La question des blocs, qui dans une certaine mesure se perpétue autrement, ne doit pas faire oublier ce qui relève plus de la tradition française, à savoir la politique orientale et africaine. Dans ces deux domaines, l’histoire ancienne de la France se conjugue, parfois difficilement, avec le contexte actuel, l’apparition de nouveaux acteurs et, plus encore, la concurrence américaine. De la «Françafrique» à la «politique arabe», c’est plutôt là que la France doit apprendre à composer pour préserver une influence tout en faisant, peu à peu, le deuil de sa puissance. Le thème du lien à maintenir, lien historique ou lien personnel, d’homme à homme (J. Chirac aura beaucoup joué de cette dimension personnelle de la politique extérieure) s’impose, et ramène la politique extérieure à sa dimension humaine, «diplomatique», aux côtés des traditionnelles forces profondes. Une réflexion bienvenue, et qui rappelle les poids des individus dans des affaires trop souvent réduites à la confrontation de quelques grands intérêts et autres impondérables économiques.
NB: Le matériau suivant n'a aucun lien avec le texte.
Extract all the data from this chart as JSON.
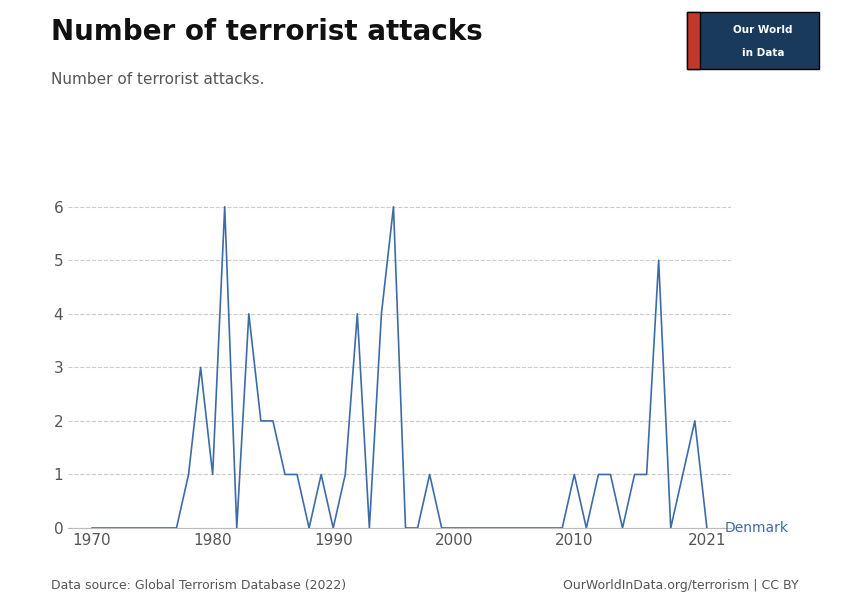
{
  "title": "Number of terrorist attacks",
  "subtitle": "Number of terrorist attacks.",
  "ylabel": "",
  "xlabel": "",
  "line_color": "#3d6ba8",
  "background_color": "#ffffff",
  "label": "Denmark",
  "label_color": "#3d6ba8",
  "data_source": "Data source: Global Terrorism Database (2022)",
  "copyright": "OurWorldInData.org/terrorism | CC BY",
  "logo_text1": "Our World",
  "logo_text2": "in Data",
  "logo_bg": "#1a3a5c",
  "logo_red": "#c0392b",
  "years": [
    1970,
    1971,
    1972,
    1973,
    1974,
    1975,
    1976,
    1977,
    1978,
    1979,
    1980,
    1981,
    1982,
    1983,
    1984,
    1985,
    1986,
    1987,
    1988,
    1989,
    1990,
    1991,
    1992,
    1993,
    1994,
    1995,
    1996,
    1997,
    1998,
    1999,
    2000,
    2001,
    2002,
    2003,
    2004,
    2005,
    2006,
    2007,
    2008,
    2009,
    2010,
    2011,
    2012,
    2013,
    2014,
    2015,
    2016,
    2017,
    2018,
    2019,
    2020,
    2021
  ],
  "values": [
    0,
    0,
    0,
    0,
    0,
    0,
    0,
    0,
    1,
    3,
    1,
    6,
    0,
    4,
    2,
    2,
    1,
    1,
    0,
    1,
    0,
    1,
    4,
    0,
    4,
    6,
    0,
    0,
    1,
    0,
    0,
    0,
    0,
    0,
    0,
    0,
    0,
    0,
    0,
    0,
    1,
    0,
    1,
    1,
    0,
    1,
    1,
    5,
    0,
    1,
    2,
    0
  ],
  "ylim": [
    0,
    6.5
  ],
  "yticks": [
    0,
    1,
    2,
    3,
    4,
    5,
    6
  ],
  "xticks": [
    1970,
    1980,
    1990,
    2000,
    2010,
    2021
  ],
  "title_fontsize": 20,
  "subtitle_fontsize": 11,
  "tick_fontsize": 11,
  "footer_fontsize": 9
}
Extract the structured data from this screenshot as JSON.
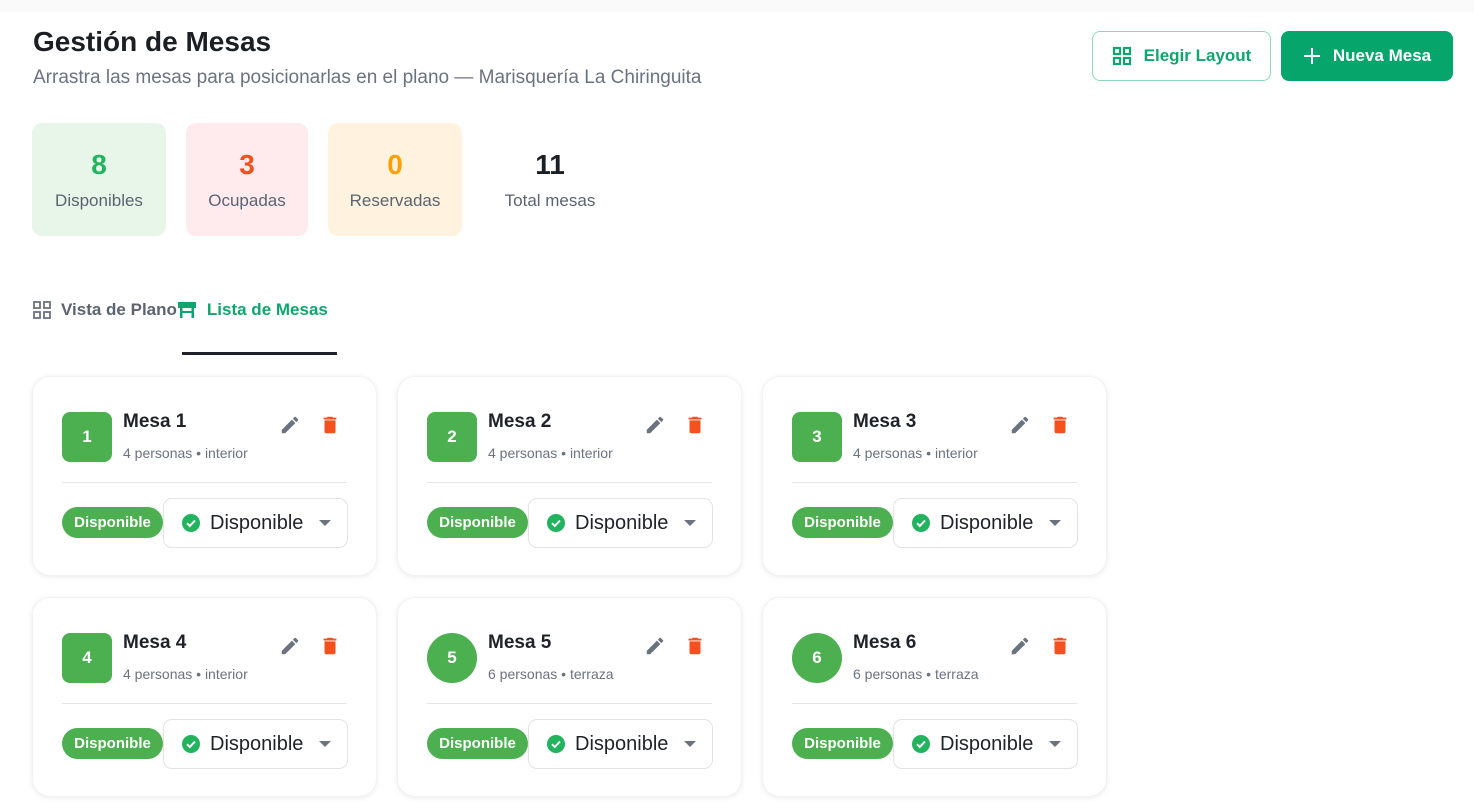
{
  "header": {
    "title": "Gestión de Mesas",
    "subtitle": "Arrastra las mesas para posicionarlas en el plano — Marisquería La Chiringuita",
    "layout_button": "Elegir Layout",
    "new_button": "Nueva Mesa"
  },
  "stats": [
    {
      "value": "8",
      "label": "Disponibles",
      "color": "#22b35e",
      "bg": "#e8f5e9"
    },
    {
      "value": "3",
      "label": "Ocupadas",
      "color": "#f4511e",
      "bg": "#ffebee"
    },
    {
      "value": "0",
      "label": "Reservadas",
      "color": "#ffa000",
      "bg": "#fff3e0"
    },
    {
      "value": "11",
      "label": "Total mesas",
      "color": "#1b1f24",
      "bg": "#ffffff"
    }
  ],
  "tabs": [
    {
      "label": "Vista de Plano",
      "icon": "grid-icon",
      "active": false
    },
    {
      "label": "Lista de Mesas",
      "icon": "table-icon",
      "active": true
    }
  ],
  "colors": {
    "accent": "#05a56c",
    "available": "#4caf50",
    "delete": "#f4511e"
  },
  "tables": [
    {
      "number": "1",
      "name": "Mesa 1",
      "info": "4 personas • interior",
      "shape": "square",
      "status": "Disponible",
      "select": "Disponible"
    },
    {
      "number": "2",
      "name": "Mesa 2",
      "info": "4 personas • interior",
      "shape": "square",
      "status": "Disponible",
      "select": "Disponible"
    },
    {
      "number": "3",
      "name": "Mesa 3",
      "info": "4 personas • interior",
      "shape": "square",
      "status": "Disponible",
      "select": "Disponible"
    },
    {
      "number": "4",
      "name": "Mesa 4",
      "info": "4 personas • interior",
      "shape": "square",
      "status": "Disponible",
      "select": "Disponible"
    },
    {
      "number": "5",
      "name": "Mesa 5",
      "info": "6 personas • terraza",
      "shape": "round",
      "status": "Disponible",
      "select": "Disponible"
    },
    {
      "number": "6",
      "name": "Mesa 6",
      "info": "6 personas • terraza",
      "shape": "round",
      "status": "Disponible",
      "select": "Disponible"
    }
  ]
}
En définitive, voilà un ouvrage précieux, en ce qu’il constitue une excellente synthèse sur la politique extérieure française, ses acteurs, ses enjeux et ses modes d’action. Une synthèse largement étayée par des tableaux statistiques, des organigrammes administratifs… un manuel riche. Le ton est très pédagogique et clair : on retrouve là un solide style professoral qui débrouille clairement des affaires compliquées et entremêlées. Mais l’auteur sait aussi, subtilement, prendre des positions, en nous rappelant que faire de l’histoire revient aussi à faire l’histoire et trancher. Les avis, les réflexions, au tournant d’une présentation, rappellent la dimension politique de la diplomatie, une dimension indissociable (la conclusion, revenant sur la présidence Sarkozy, fait nettement le lien entre la dimension politique et la dimension diplomatique, comme une vue en perspective). Une lecture indispensable pour qui entend comprendre le sens d’une politique étrangère et cette étonnante «exception française» qui agace tant nos partenaires.